One of the best-selling appetizers is Bay Crab Deviled Egg, Mason said. It has lump bay crabmeat added in the egg mixture before it is piped into a hardboiled egg and dusted with Old Bay seasoning. He calls the creations “decadent” because diners don’t expect to find the crabmeat in deviled eggs.

Another popular appetizer is Filet Meatballs with House-Made Tomato Sauce. Since the restaurant staff cuts its own meats to order, they try to use everything they can, Mason said. They grind strips of Angus filet, mix them with salt and pepper, finely diced shallots, roasted garlic, thyme and a dash of Worcestershire sauce.

“The key is to pack them so they are not so dense, like little cannonballs in your mouth,” he said. “We try to make them nice and light.”

Many people enjoy sopping up the leftover sauce with French baguettes that are made fresh daily in-house, Conn said. The restaurant also whips its own herb butter to accompany the bread. It is mixed with white wine, shallots, roasted garlic, thyme, parsley and salt and pepper and whisked in a mixer until fluffy.

Paul Wright is the sous chef. Pastry chef Keli Royal is responsible for the desserts, which have included a Flourless Chocolate Torte (gluten-free and extra rich), a Fig Crostada (apricot glaze with fresh figs in a rustic pie crust) and a Peach Rhubarb Tart with Almond Ice Cream that is also made in- house, Mason said.

Conn has created a variety of original drinks for the bar, including some inspired by existing drinks.

The Italian 75 is based on a Prohibition-era cocktail called the French 75. It features gin, fresh lime juice, a dash of the house simple syrup and Prosecco instead of champagne floated on top, with a lime wheel garnish.

She also has a drink that is a favorite among chocolate lovers — Sitting by the Camp Fire — like “s’mores in a glass,” she said. Conn lines the rim with chocolate syrup and dips it in graham-cracker crumbs. The drink contains Godiva chocolate liqueur, marshmallow-flavored vodka and a dash of cream. The garnish is a skewer with two marshmallows toasted with a hand-held torch.

The mixed drinks complement a growing list of wines offered by the glass or bottle, she said. The bottles, which range from $38 to $90, are half-price on Tuesdays until 9 p.m.

“Our big thing has been trying to create a unique menu in the midst of a lot of uniformity in the restaurant business right now,” Conn said. “Sometimes it is not a matter of reinventing the wheel but taking the ideas and making them more interesting to us and giving them a unique spin.”

Despite a rough economy, the first month has gone well, Conn said.
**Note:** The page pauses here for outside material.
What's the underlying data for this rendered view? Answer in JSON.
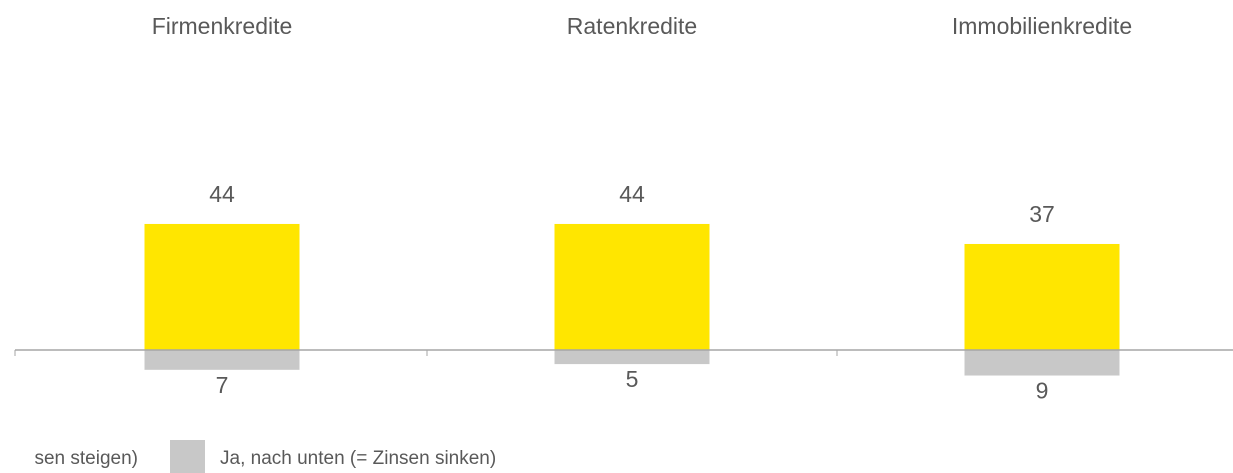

She and Mason knew they would be serving to a “niche market of people who love food and drinks,” which also describes the two of them.
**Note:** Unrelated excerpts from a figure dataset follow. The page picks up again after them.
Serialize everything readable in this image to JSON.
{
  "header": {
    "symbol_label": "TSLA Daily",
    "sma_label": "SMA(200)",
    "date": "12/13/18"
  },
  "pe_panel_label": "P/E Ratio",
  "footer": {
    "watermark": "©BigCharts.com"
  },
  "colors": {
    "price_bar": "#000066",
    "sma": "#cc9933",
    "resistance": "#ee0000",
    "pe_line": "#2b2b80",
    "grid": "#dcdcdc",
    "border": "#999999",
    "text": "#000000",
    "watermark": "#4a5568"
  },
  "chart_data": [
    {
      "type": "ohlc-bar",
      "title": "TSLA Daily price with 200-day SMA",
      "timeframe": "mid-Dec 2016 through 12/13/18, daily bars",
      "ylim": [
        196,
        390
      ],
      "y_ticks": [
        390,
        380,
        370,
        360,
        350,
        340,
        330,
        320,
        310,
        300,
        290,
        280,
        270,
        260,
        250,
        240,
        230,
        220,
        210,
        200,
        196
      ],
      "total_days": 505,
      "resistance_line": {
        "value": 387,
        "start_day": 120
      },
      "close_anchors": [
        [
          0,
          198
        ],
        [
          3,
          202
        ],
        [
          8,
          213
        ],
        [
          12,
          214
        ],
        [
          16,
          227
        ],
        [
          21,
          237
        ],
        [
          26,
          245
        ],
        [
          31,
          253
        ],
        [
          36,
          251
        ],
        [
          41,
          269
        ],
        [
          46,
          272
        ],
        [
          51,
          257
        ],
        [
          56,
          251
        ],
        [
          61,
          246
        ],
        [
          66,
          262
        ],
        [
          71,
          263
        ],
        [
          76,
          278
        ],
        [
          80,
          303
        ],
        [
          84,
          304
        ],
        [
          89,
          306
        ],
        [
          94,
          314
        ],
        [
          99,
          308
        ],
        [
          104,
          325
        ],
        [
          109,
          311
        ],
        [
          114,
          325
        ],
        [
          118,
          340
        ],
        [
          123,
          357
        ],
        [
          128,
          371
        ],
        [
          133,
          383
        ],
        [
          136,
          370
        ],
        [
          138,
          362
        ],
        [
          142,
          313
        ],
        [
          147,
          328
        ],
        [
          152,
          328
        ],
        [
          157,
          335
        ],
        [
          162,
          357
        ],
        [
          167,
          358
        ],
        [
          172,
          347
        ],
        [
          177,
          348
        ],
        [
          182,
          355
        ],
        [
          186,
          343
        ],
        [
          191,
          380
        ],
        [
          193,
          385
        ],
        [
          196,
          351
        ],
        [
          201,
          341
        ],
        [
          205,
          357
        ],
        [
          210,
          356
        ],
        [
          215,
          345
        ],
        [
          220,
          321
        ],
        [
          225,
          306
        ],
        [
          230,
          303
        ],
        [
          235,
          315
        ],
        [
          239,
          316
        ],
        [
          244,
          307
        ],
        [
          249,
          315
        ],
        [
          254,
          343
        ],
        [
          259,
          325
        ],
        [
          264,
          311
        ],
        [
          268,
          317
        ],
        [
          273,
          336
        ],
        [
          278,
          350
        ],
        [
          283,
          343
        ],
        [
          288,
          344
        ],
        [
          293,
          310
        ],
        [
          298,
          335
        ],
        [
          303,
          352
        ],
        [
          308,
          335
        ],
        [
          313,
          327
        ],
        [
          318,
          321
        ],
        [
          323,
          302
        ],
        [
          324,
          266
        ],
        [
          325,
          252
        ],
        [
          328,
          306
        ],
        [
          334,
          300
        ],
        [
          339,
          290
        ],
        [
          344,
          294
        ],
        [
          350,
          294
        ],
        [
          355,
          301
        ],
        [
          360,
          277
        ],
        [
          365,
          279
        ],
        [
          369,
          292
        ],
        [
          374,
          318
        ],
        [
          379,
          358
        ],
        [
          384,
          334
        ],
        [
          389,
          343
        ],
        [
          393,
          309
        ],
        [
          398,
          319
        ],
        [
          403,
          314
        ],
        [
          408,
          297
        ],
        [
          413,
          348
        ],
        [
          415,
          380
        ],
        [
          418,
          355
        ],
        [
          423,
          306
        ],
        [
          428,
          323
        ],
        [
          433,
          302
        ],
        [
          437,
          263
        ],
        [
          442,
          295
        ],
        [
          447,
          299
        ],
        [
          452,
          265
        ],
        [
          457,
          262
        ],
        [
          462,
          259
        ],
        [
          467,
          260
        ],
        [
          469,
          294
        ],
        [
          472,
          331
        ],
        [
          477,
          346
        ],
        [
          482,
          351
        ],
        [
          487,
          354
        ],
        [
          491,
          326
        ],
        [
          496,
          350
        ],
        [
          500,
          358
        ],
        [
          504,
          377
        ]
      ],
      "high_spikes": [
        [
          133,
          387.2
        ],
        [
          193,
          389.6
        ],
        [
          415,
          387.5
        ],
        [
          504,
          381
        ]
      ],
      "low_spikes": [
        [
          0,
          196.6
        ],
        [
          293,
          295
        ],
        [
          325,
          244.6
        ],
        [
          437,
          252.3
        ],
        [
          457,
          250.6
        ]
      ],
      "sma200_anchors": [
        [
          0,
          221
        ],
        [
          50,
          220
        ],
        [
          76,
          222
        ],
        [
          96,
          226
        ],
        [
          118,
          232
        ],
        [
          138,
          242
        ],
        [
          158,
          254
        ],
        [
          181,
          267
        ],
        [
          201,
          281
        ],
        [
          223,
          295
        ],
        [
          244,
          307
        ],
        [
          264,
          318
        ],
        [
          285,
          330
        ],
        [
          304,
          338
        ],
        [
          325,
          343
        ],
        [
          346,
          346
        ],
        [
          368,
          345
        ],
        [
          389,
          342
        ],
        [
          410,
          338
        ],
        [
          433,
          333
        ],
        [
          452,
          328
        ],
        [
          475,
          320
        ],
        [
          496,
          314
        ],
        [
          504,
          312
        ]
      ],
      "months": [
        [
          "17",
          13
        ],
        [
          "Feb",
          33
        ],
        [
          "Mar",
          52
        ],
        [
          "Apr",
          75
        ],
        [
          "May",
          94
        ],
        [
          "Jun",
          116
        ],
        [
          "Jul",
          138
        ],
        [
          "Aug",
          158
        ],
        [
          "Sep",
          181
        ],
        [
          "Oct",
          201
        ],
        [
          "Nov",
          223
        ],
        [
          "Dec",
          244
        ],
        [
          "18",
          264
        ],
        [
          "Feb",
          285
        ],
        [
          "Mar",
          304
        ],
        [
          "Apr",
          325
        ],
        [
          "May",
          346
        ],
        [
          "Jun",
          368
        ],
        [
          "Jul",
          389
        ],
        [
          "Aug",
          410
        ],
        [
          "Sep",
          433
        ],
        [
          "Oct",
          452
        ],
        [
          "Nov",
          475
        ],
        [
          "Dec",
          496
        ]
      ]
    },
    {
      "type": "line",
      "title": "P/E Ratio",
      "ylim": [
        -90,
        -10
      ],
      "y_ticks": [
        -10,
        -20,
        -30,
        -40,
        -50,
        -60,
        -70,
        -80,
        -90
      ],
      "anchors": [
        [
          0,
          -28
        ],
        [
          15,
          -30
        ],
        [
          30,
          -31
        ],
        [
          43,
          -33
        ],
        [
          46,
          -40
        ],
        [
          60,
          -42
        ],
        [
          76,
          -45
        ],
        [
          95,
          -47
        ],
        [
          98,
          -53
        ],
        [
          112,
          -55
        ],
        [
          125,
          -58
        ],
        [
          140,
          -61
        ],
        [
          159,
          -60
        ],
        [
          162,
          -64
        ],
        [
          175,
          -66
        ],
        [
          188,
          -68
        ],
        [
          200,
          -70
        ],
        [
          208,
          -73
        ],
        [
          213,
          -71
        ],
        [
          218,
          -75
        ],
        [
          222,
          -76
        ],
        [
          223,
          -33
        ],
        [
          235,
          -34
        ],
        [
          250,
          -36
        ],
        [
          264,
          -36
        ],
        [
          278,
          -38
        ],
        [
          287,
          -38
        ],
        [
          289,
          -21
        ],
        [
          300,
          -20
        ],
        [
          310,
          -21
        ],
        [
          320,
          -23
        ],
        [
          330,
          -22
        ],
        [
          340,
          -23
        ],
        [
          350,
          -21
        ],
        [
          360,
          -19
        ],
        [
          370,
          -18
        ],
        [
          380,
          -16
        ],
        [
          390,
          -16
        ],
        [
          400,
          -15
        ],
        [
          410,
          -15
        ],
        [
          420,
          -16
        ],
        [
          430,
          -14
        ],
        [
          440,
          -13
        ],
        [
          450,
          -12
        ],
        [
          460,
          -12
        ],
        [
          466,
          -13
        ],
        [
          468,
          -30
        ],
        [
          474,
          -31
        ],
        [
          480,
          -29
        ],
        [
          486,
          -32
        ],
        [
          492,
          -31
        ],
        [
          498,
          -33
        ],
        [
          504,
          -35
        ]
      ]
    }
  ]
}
After graduating from Handley, Mason earned a bachelor’s degree in political science from the University of Richmond. He pursued a degree in marketing and advertising before investing in a small takeout and delivery pizza place and deciding it suited him much better.

He attended Johnson and Wales, a culinary school in Norfolk, before working in restaurants in Montana, Idaho, Florida and Virginia. He worked at the Artisans Grill and then The Mimslyn Inn in Luray. He also was the general manager of McAlister’s Deli in Front Royal.

Conn grew up in Midland, Texas, and earned a bachelor’s degree in museum studies from Texas Tech. She came to Virginia after an internship at Harpers Ferry National Historical Park and worked for a historical society in Frederick, Md.

While she pursued a master’s degree at Hood College, she worked at the Daily Grind in Front Royal and became the catering manager and assistant manager. She also was the catering and marketing manager at Lucky Star Lounge in Front Royal and worked at the Red Fox Inn in Middleburg.